If there is any interest in my walking through the study here on the blog, let me know in the comments. Be forewarned that I have no interest in arguing preterist, idealist or historicist interpretation perspectives, or even pre-, mid- or post-trib views - I'll let you know what perspective is being presented along with the Scriptural basis and let you make up your own minds. The purpose of the study is to gain an understanding of the events that surround Christ's return, so we can live our lives in a manner that reflects our anticipation of His imminent return.

5. Pardon me while I go get lunch. A coworker promised to bring in lunch for her birthday; she was suppposed to be here at 11:45 - it's 12:20 now. I usually eat lunch at 11...

Did I mention this coworker owns a Hmong deli and catering business? Roast pig, several asian salads and mini-cheesecake slices are on the menu.

Keep feeding us, Ger, and you can be any age you want!

I will, however, need to explain to my 1:30 meeting why my office smells of pork rinds...

6. The disadvantage of being a prolific reader is that every so often, you forget what you've read and pick up the same book, a year or so later. I picked up what appeared to be the most recent in Elizabeth Peters' (real name Barbara Mertz, other pseudonym Barbara Michaels) Amelia Peabody series, but now that I have it, I think I may have already read it.

If you've never sampled her work, do. Under the name Barbara Michaels she writes primarily gentle horror/suspense/ghost novels - try Ammie, Come Home and it's sort-of sequels, Shattered Silk and Stitches in Time.

Under Elizabeth Peters you'll find the Amelia Peabody novels - Amelia is a Victorian maiden who comes into a little money and travels to Egypt.
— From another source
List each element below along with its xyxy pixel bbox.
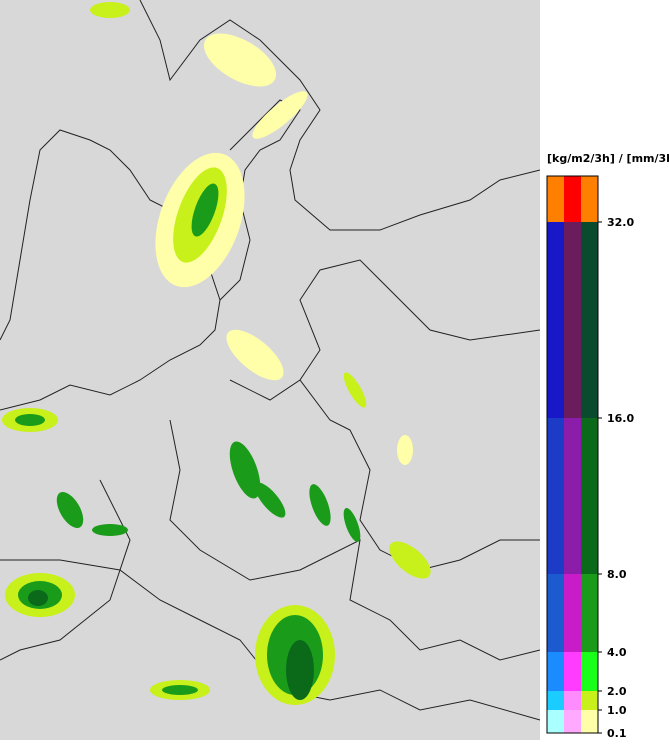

The novels are both a riot (Amelia is a bit of a feminist, and rather...opinionated) and historically accurate; Ms. Mertz has a doctorate from the University of Chicago's Oriental Institute. Start with Crocodile on the Sandbank, the first in the series.

Also under Elizabeth Peters are two mini-series (did I mention she's been writing forever and is very prolific?), one concerning a not-very-demure librarian named Jacqueline Kirby (Die for Love is a hilarious send-up of the romance writing genre, but my personal favorite is The Murders of Richard the Third) and the other revolving around Vicky Bliss, a professor of Art History - try out Borrower of the Night.

7. Fun with figures tonight; we're doing the church audit. I've not had much success reminding people that in my case, my vocation is not necessarily my area of greatest spiritual gifting.